As I read about the circumstances about the unearthing of the Wakasa monument, I am saddened by some of the inflammatory language of the past four months surrounding the event and the innuendo demeaning the character of Jane Beckwith and the Topaz Museum Board. For nearly four decades, these are individuals who have been the eyes and ears, the boots on the ground, in remote Delta. Without their constant presence, compassion, love and fiduciary duty, the Topaz site would likely have remained under many private entities and Main Street, Delta would be devoid of a modest-sized, world class museum.
I grew up in the rural communities of American Fork and Pleasant Grove, Utah. While a fifth grader, my mother was elected to be the president of the Grovecrest PTA in Pleasant Grove. My father was invited to become a member of the Lions Club in American Fork and was elected as a club officer. Me, I had a happy childhood, just another kid in the mix. I didn’t realize until much later, but that acceptance of our family into the lives of these two communities were acts of redemption. I know our family was not alone in that regard. Bob Hiyamizu, a childhood friend, also had similar experiences. He now resides in the Bay Area and whether over lunch or a phone call we always reminisce about the positive experiences we had in Utah.

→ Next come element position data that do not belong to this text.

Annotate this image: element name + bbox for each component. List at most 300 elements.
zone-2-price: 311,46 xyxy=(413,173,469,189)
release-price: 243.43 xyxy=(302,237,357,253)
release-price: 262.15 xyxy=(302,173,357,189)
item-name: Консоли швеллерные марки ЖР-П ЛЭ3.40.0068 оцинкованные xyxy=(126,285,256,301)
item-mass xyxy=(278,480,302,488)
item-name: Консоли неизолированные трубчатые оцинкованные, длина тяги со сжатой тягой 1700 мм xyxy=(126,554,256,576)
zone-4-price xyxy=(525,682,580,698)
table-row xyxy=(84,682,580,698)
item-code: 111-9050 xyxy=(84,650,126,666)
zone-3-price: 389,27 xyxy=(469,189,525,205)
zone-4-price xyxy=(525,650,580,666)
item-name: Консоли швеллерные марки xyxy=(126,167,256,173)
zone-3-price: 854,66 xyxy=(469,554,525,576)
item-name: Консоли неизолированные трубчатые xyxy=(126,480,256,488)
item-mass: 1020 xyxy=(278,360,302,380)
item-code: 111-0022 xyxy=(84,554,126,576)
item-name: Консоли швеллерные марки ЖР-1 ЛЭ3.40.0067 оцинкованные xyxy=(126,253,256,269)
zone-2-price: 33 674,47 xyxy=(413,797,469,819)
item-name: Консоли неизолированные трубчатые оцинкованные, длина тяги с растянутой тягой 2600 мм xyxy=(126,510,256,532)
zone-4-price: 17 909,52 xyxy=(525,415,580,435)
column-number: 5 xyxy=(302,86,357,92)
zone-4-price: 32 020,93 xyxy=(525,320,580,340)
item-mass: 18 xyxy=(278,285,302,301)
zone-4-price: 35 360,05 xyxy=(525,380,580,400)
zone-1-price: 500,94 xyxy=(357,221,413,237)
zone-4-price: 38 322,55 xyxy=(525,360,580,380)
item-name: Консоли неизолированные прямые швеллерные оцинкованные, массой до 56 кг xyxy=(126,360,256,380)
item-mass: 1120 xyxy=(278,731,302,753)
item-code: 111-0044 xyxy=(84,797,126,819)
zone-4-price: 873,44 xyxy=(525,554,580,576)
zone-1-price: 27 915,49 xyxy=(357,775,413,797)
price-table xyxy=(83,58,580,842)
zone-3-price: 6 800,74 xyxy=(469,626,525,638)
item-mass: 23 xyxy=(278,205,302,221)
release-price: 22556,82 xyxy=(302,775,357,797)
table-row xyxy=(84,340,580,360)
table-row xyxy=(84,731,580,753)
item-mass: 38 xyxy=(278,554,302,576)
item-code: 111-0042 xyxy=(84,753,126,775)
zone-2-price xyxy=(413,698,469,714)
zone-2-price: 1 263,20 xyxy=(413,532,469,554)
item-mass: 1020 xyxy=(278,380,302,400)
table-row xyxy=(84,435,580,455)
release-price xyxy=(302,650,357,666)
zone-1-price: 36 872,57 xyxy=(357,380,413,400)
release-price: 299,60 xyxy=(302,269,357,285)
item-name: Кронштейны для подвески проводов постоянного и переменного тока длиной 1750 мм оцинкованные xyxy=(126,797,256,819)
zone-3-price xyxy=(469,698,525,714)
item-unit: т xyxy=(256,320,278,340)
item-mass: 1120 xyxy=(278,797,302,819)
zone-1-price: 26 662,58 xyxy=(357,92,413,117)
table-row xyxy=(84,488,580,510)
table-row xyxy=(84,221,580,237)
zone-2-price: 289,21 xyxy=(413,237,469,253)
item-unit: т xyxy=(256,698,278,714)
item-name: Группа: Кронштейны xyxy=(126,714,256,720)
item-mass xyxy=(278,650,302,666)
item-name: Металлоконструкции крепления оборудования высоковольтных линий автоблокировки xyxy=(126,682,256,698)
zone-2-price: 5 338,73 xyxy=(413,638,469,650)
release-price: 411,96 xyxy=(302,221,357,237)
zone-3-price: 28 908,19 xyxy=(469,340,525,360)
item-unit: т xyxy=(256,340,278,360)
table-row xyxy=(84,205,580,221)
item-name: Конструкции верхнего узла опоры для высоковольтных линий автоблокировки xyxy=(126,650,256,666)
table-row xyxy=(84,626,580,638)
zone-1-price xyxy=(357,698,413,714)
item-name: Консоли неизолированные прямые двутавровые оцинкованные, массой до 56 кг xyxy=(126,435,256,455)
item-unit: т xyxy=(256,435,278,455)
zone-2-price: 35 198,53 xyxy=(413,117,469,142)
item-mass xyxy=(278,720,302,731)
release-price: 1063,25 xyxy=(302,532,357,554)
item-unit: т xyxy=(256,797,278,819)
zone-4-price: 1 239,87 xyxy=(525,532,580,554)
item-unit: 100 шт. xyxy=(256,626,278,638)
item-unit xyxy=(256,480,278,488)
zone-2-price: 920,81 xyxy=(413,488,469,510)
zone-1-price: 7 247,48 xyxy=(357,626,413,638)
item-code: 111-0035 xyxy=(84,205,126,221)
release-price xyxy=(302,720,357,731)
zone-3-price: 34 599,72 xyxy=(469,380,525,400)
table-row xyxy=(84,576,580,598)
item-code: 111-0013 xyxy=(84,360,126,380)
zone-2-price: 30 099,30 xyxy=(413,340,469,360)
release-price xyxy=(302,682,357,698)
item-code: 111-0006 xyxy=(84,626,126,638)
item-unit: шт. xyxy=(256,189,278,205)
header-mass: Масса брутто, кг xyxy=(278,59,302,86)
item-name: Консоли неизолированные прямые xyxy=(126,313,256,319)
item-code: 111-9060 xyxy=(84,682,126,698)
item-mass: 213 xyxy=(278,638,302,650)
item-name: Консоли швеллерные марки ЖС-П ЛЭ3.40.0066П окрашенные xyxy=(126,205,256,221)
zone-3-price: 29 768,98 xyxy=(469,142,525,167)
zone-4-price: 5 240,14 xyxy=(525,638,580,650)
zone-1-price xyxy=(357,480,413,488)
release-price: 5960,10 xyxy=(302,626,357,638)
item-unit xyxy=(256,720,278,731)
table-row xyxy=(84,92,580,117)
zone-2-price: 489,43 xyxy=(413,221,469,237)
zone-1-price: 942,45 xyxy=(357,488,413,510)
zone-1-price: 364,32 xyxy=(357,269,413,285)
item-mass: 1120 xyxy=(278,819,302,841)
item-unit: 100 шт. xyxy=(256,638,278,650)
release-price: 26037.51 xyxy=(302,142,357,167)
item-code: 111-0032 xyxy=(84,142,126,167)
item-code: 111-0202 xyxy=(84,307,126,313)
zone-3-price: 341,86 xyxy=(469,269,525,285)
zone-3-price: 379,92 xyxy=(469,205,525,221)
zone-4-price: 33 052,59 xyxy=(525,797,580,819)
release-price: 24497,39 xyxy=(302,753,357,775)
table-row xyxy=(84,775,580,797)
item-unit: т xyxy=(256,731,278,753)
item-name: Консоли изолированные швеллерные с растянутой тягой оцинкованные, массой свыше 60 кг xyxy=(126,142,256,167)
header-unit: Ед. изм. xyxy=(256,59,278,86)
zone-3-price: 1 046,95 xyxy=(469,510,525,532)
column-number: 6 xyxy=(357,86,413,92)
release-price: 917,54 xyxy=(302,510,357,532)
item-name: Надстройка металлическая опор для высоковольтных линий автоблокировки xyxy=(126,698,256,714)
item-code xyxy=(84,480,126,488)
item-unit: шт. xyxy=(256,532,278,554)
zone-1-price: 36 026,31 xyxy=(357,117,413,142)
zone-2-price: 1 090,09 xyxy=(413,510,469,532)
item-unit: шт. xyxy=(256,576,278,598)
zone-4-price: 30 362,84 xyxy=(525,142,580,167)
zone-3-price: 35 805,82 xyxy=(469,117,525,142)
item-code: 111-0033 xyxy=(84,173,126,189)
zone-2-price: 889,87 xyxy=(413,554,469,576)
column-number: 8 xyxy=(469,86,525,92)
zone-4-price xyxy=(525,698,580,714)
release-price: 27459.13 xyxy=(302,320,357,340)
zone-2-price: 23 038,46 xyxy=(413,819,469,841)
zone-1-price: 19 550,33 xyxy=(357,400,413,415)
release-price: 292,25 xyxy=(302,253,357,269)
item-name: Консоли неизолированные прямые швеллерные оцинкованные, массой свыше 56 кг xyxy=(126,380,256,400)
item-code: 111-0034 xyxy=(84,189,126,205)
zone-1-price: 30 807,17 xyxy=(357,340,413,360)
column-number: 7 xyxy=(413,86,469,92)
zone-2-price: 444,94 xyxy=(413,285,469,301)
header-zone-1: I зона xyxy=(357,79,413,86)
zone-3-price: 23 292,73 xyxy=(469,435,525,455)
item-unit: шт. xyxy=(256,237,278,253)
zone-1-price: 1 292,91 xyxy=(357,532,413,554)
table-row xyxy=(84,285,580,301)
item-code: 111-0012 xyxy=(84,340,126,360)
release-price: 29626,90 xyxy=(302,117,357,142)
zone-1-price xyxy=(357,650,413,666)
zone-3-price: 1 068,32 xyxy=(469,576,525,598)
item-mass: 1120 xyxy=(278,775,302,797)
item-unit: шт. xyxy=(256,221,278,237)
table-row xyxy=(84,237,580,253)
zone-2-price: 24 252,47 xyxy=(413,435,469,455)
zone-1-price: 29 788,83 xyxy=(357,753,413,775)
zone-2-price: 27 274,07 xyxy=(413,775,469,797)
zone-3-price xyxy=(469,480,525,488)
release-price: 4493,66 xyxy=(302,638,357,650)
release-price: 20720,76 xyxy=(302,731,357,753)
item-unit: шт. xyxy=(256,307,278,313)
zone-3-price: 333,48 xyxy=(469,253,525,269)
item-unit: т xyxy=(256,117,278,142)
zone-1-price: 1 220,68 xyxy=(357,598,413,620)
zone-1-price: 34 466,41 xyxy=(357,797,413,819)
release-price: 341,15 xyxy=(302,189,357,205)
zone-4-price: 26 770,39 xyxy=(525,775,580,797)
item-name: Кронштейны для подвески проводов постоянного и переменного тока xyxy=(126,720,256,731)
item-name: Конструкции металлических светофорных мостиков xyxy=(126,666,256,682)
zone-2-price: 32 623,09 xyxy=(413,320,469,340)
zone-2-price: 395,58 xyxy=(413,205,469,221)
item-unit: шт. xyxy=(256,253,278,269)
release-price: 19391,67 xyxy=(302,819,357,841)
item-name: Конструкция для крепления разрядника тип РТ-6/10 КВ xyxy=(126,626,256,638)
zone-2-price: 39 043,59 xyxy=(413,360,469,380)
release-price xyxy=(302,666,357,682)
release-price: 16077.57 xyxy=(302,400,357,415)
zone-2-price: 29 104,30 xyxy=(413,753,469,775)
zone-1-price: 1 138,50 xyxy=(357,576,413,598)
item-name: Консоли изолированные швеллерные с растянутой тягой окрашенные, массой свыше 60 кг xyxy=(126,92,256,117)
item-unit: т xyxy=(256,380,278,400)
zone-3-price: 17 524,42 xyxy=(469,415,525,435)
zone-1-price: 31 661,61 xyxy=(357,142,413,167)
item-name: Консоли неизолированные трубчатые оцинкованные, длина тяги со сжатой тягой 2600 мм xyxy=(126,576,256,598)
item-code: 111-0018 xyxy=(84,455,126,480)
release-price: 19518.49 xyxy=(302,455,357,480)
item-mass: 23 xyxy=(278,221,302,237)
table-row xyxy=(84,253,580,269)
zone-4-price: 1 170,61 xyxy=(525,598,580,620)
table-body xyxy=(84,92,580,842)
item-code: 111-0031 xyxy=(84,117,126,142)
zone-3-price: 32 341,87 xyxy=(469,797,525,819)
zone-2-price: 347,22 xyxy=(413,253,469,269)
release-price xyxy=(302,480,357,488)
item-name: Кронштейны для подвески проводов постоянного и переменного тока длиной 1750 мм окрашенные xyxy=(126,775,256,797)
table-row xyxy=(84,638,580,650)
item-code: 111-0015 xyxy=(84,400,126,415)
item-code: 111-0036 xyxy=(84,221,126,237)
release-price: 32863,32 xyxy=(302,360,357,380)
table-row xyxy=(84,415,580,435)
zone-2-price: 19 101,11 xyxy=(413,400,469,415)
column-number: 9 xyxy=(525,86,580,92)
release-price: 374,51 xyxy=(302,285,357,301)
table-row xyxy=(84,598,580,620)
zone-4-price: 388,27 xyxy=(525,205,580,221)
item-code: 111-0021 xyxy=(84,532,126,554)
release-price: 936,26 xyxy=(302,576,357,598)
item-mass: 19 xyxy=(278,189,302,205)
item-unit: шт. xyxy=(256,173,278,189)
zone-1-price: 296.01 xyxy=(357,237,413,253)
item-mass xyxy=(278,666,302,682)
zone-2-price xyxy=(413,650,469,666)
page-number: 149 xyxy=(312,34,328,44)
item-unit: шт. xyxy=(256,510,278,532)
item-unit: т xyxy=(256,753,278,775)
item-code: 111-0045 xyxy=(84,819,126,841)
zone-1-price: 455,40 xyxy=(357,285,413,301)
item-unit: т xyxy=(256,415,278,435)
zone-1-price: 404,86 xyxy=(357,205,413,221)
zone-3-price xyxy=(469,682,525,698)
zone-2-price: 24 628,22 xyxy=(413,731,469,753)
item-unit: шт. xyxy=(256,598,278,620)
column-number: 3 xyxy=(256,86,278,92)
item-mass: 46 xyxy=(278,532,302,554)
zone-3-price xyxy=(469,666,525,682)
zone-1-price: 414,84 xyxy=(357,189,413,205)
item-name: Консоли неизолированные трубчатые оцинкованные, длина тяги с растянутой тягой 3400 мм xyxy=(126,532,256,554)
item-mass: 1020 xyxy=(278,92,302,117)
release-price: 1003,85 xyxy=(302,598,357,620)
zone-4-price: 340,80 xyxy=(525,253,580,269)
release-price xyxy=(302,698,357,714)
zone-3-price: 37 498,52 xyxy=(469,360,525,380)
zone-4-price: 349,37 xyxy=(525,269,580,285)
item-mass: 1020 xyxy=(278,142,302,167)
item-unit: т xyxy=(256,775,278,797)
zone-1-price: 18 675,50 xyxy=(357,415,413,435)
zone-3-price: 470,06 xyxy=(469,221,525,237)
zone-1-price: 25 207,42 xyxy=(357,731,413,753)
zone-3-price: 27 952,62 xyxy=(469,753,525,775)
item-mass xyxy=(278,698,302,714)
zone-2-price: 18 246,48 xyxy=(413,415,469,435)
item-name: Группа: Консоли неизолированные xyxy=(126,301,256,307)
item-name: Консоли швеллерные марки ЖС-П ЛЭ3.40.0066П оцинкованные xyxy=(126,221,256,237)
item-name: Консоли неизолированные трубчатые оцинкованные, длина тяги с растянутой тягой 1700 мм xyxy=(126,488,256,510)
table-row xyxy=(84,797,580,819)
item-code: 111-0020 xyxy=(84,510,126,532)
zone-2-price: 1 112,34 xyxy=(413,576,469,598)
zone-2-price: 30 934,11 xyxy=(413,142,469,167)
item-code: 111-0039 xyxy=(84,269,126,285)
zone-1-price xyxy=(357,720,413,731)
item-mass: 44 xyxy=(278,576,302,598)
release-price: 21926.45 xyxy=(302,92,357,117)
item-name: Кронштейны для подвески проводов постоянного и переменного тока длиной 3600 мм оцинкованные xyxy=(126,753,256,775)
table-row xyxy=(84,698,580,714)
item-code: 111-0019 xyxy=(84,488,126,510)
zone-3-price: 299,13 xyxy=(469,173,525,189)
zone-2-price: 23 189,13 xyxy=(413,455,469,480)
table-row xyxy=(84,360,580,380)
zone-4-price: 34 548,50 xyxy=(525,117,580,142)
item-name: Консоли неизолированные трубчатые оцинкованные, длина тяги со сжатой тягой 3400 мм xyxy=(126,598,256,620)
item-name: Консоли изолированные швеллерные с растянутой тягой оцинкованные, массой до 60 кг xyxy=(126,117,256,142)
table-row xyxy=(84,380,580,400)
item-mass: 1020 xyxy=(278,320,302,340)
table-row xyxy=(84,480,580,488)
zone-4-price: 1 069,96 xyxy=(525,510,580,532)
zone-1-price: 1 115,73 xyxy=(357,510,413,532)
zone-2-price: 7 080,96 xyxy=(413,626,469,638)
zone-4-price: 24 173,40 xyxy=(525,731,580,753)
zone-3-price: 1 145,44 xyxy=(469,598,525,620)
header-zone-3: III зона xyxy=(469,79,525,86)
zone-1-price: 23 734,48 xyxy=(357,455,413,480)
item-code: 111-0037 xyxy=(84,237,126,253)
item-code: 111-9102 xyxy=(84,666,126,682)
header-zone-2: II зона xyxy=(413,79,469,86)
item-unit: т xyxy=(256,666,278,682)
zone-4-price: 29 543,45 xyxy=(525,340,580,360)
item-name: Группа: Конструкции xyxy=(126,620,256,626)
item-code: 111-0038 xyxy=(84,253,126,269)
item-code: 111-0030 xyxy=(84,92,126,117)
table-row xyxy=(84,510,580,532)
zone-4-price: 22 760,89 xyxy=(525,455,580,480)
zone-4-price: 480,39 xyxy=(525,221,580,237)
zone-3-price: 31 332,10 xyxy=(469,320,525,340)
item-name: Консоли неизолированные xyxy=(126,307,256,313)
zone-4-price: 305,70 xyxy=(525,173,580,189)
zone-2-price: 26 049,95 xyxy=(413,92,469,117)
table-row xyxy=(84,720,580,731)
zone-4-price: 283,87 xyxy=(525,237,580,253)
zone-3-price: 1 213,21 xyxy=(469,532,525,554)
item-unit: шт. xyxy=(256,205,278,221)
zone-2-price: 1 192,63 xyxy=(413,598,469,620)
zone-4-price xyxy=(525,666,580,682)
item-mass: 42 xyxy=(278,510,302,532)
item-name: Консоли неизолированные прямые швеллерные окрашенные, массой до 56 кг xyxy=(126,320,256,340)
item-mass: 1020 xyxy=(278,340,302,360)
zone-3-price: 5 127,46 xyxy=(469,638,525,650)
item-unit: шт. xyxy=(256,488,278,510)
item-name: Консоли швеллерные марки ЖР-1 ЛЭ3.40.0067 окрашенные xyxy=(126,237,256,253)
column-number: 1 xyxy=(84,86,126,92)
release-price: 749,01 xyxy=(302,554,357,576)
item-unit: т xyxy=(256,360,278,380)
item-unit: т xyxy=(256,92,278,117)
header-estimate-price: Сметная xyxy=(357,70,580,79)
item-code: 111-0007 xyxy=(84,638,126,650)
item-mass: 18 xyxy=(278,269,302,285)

The abrupt and unannounced unearthing of the Wakasa monument has resulted in anguish, anger and pain for many in the Japanese American community. The pain and suffering also extends to Jane Beckwith and the Topaz Museum board. Finding a path forward requires all parties to be inclusive, to show some love, to show some compassion. A redemptive path forward is one way to honor Mr. Wakasa.
Jonathan Hirabayashi is a Topaz descendant. The views expressed in the preceding commentary are not necessarily those of the Nichi Bei Weekly.